Por eso, después de tiempo de darle vueltas, de temer el espacio cibernético por cuanto te exhibe ante los demás, decidí crear este blog. No como el rincón donde consagrarme a la literatura porque no estoy convencida de que me seduzca más que el periodismo escrito. Y es que como admite kapuscinski en “Los cínicos no sirven para este oficio”, existen escritores que crean sus grandes obras desde el sedentarismo de su casa y otros que se alimentan del viajar. Con la gran distancia del caso, yo siento también que aquello que más alimenta mi espíritu no se encuentra entre los libros de mi despacho sino en las vidas de otros y las tierras de continentes todavía desconocidos. Por eso, el fanatismo por la crónica. Por eso, la pasión por los viajes.

Y aún así, me he decidido a escribir este blog. Porque siento que este arte, como cualquiera, requiere de dedicación. Porque en las líneas escritas en un Word que no te exponen al mundo, uno se encuentra siempre preguntándose “porqué escribes” y "a quien se lo dices". Porque al abrirte a todo aquel que quiere husmear por estas líneas me obligo a escribir mejor y con más frecuencia. Porque no puedo soñar con una gran crónica de viajes sin estos retales de vida. Pero sobretodo, para que, como reclama Manolo García, “no se duerman mis sentidos”.

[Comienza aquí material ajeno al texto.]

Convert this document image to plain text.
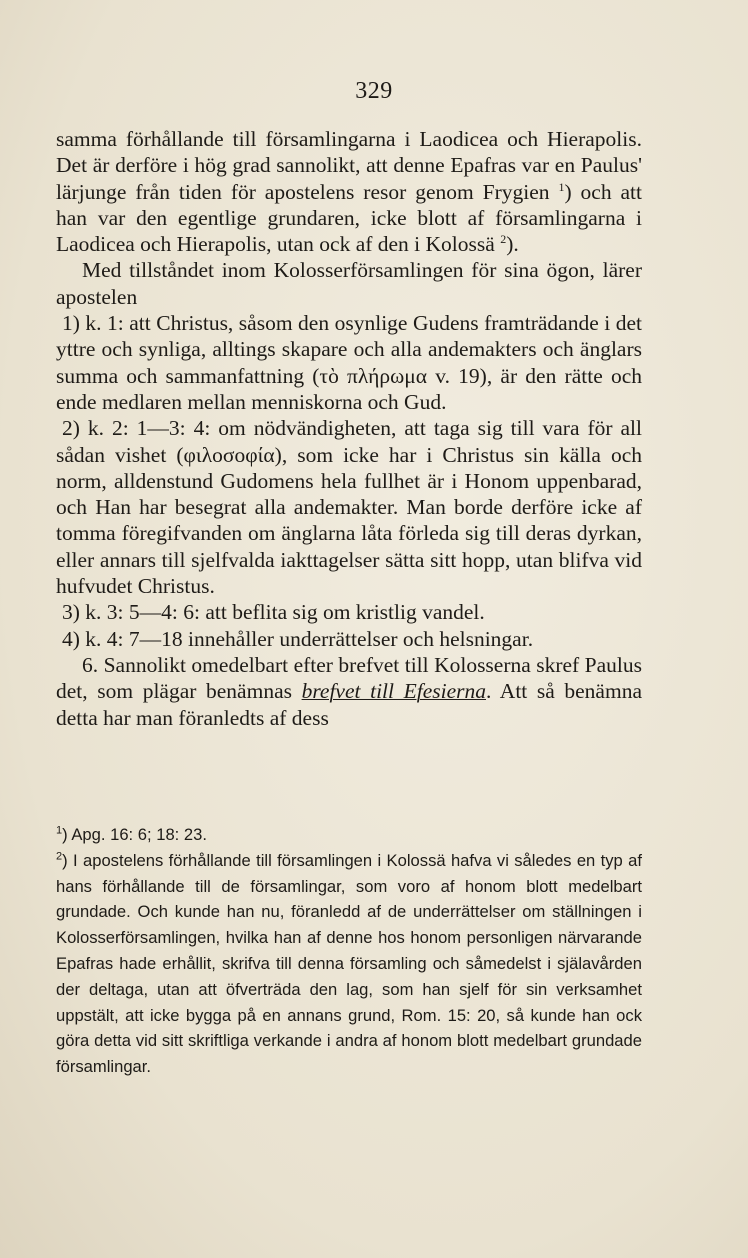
329

samma förhållande till församlingarna i Laodicea och Hierapolis. Det är derföre i hög grad sannolikt, att denne Epafras var en Paulus' lärjunge från tiden för apostelens resor genom Frygien $^1$) och att han var den egentlige grundaren, icke blott af församlingarna i Laodicea och Hierapolis, utan ock af den i Kolossä $^2$).

Med tillståndet inom Kolosserförsamlingen för sina ögon, lärer apostelen

1) k. 1: att Christus, såsom den osynlige Gudens framträdande i det yttre och synliga, alltings skapare och alla andemakters och änglars summa och sammanfattning (τὸ πλήρωμα v. 19), är den rätte och ende medlaren mellan menniskorna och Gud.

2) k. 2: 1—3: 4: om nödvändigheten, att taga sig till vara för all sådan vishet (φιλοσοφία), som icke har i Christus sin källa och norm, alldenstund Gudomens hela fullhet är i Honom uppenbarad, och Han har besegrat alla andemakter. Man borde derföre icke af tomma föregifvanden om änglarna låta förleda sig till deras dyrkan, eller annars till sjelfvalda iakttagelser sätta sitt hopp, utan blifva vid hufvudet Christus.

3) k. 3: 5—4: 6: att beflita sig om kristlig vandel.

4) k. 4: 7—18 innehåller underrättelser och helsningar.

6. Sannolikt omedelbart efter brefvet till Kolosserna skref Paulus det, som plägar benämnas brefvet till Efesierna. Att så benämna detta har man föranledts af dess

$^1$) Apg. 16: 6; 18: 23.

$^2$) I apostelens förhållande till församlingen i Kolossä hafva vi således en typ af hans förhållande till de församlingar, som voro af honom blott medelbart grundade. Och kunde han nu, föranledd af de underrättelser om ställningen i Kolosserförsamlingen, hvilka han af denne hos honom personligen närvarande Epafras hade erhållit, skrifva till denna församling och såmedelst i själavården der deltaga, utan att öfverträda den lag, som han sjelf för sin verksamhet uppstält, att icke bygga på en annans grund, Rom. 15: 20, så kunde han ock göra detta vid sitt skriftliga verkande i andra af honom blott medelbart grundade församlingar.
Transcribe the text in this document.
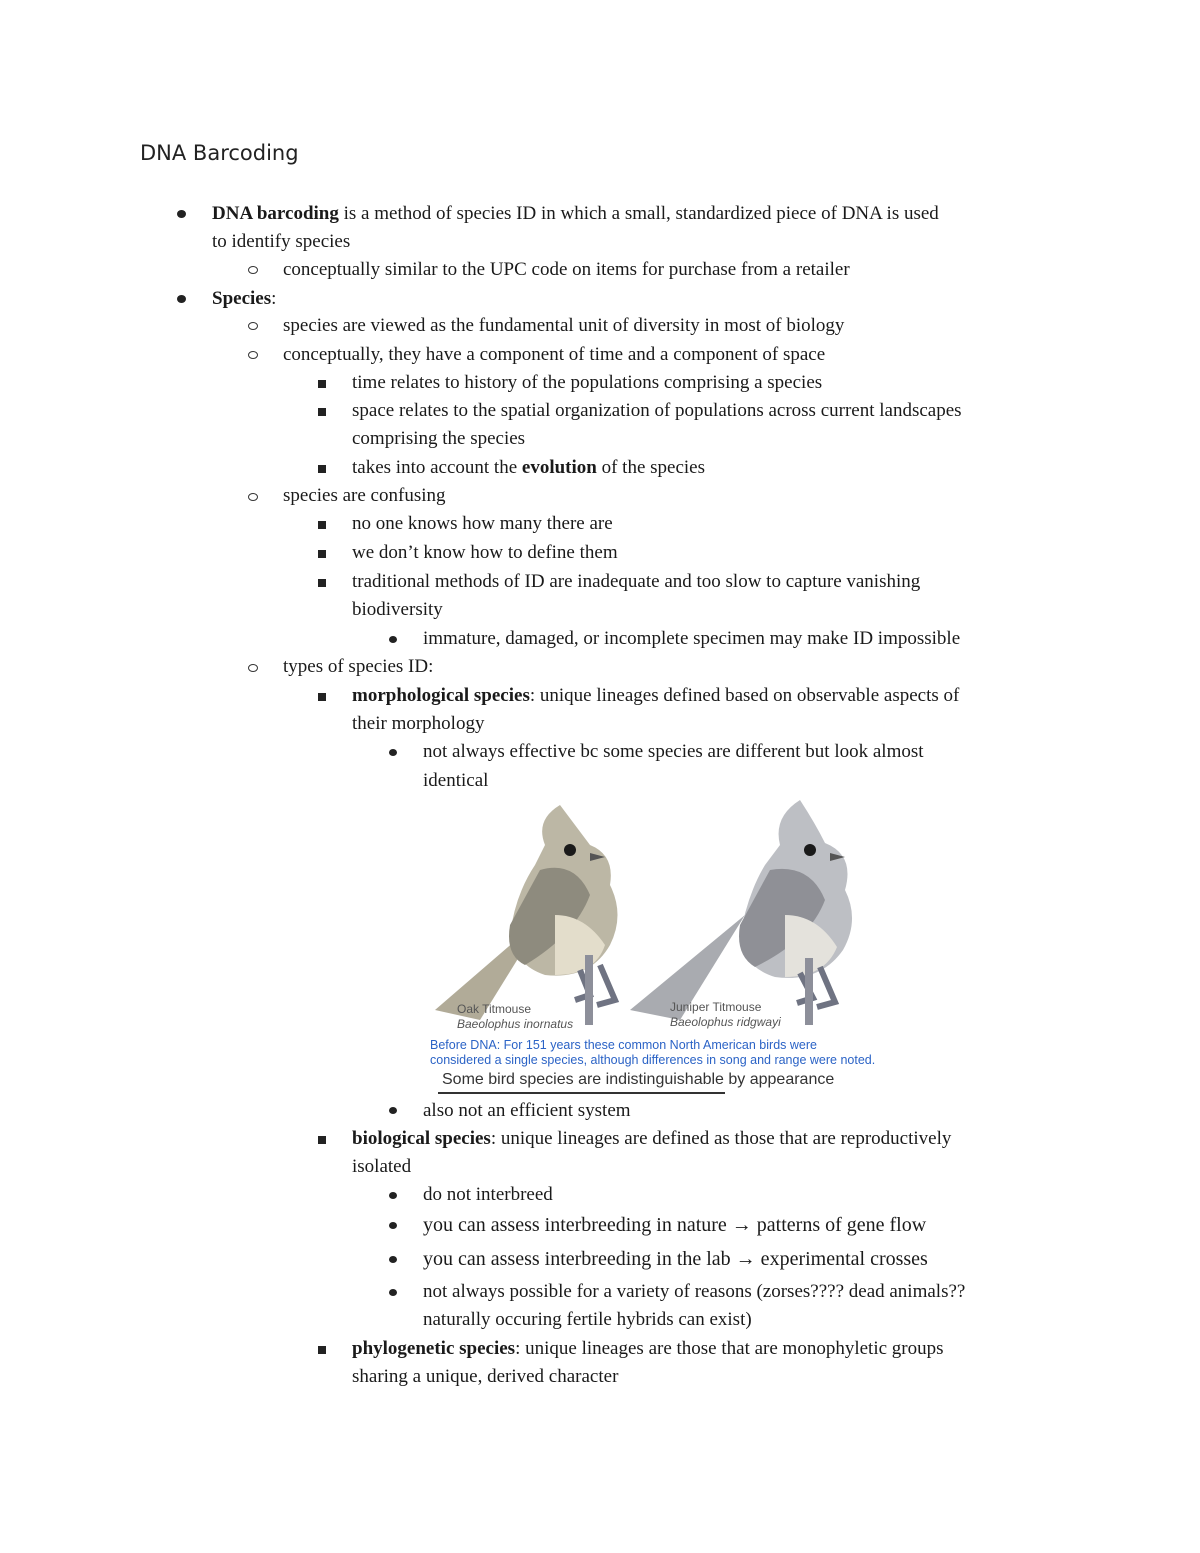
DNA Barcoding
DNA barcoding is a method of species ID in which a small, standardized piece of DNA is used
to identify species
conceptually similar to the UPC code on items for purchase from a retailer
Species:
species are viewed as the fundamental unit of diversity in most of biology
conceptually, they have a component of time and a component of space
time relates to history of the populations comprising a species
space relates to the spatial organization of populations across current landscapes
comprising the species
takes into account the evolution of the species
species are confusing
no one knows how many there are
we don’t know how to define them
traditional methods of ID are inadequate and too slow to capture vanishing
biodiversity
immature, damaged, or incomplete specimen may make ID impossible
types of species ID:
morphological species: unique lineages defined based on observable aspects of
their morphology
not always effective bc some species are different but look almost
identical
Oak Titmouse
Baeolophus inornatus
Juniper Titmouse
Baeolophus ridgwayi
Before DNA: For 151 years these common North American birds were
considered a single species, although differences in song and range were noted.
Some bird species are indistinguishable by appearance
also not an efficient system
biological species: unique lineages are defined as those that are reproductively
isolated
do not interbreed
you can assess interbreeding in nature → patterns of gene flow
you can assess interbreeding in the lab → experimental crosses
not always possible for a variety of reasons (zorses???? dead animals??
naturally occuring fertile hybrids can exist)
phylogenetic species: unique lineages are those that are monophyletic groups
sharing a unique, derived character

“Viaje a Kalima” es mi espacio pero también el de todos aquellos que me quieran seguir desde el sitio del mundo en que me encuentre en cada momento. Su nombre, en origen provisional, pero cada vez más definitivo, reúne dos de las palabras que más cerca siento: los viajes y la kalima, ese aire que sopla en las costas de Lanzarote y que, a menudo, trae partículas de África. Con el sueño de visitar pronto ese continente y la motivación por conocer siempre nuevas culturas y nuevos países, inauguro este blog. No sin antes regalarles la mejor descripción del escribir que he leído... Espero la disfruten:


“No se escribe por una razón, sino por varias, cuya importancia varía según las épocas y el estado espiritual del escritor. Personalmente, y sin que el orden implique prioridad, escribo porque es lo único que me gusta hacer; porque es lo más personal que puedo ofrecer (aquello en lo que no puedo ser reemplazado); porque me libera de una serie de tensiones, depresiones, inhibiciones; por costumbre; por descubrir, por conocer algo que la escritura revela y no el pensamiento; por lograr una bella frase; por volver memorable, aunque sea para mí, lo efímero; por la sorpresa de ver surgir un mundo del encadenamiento de signos convencionales que uno traza sobre el papel; por indignación, por piedad, por nostalgia y por muchas otras cosas más”.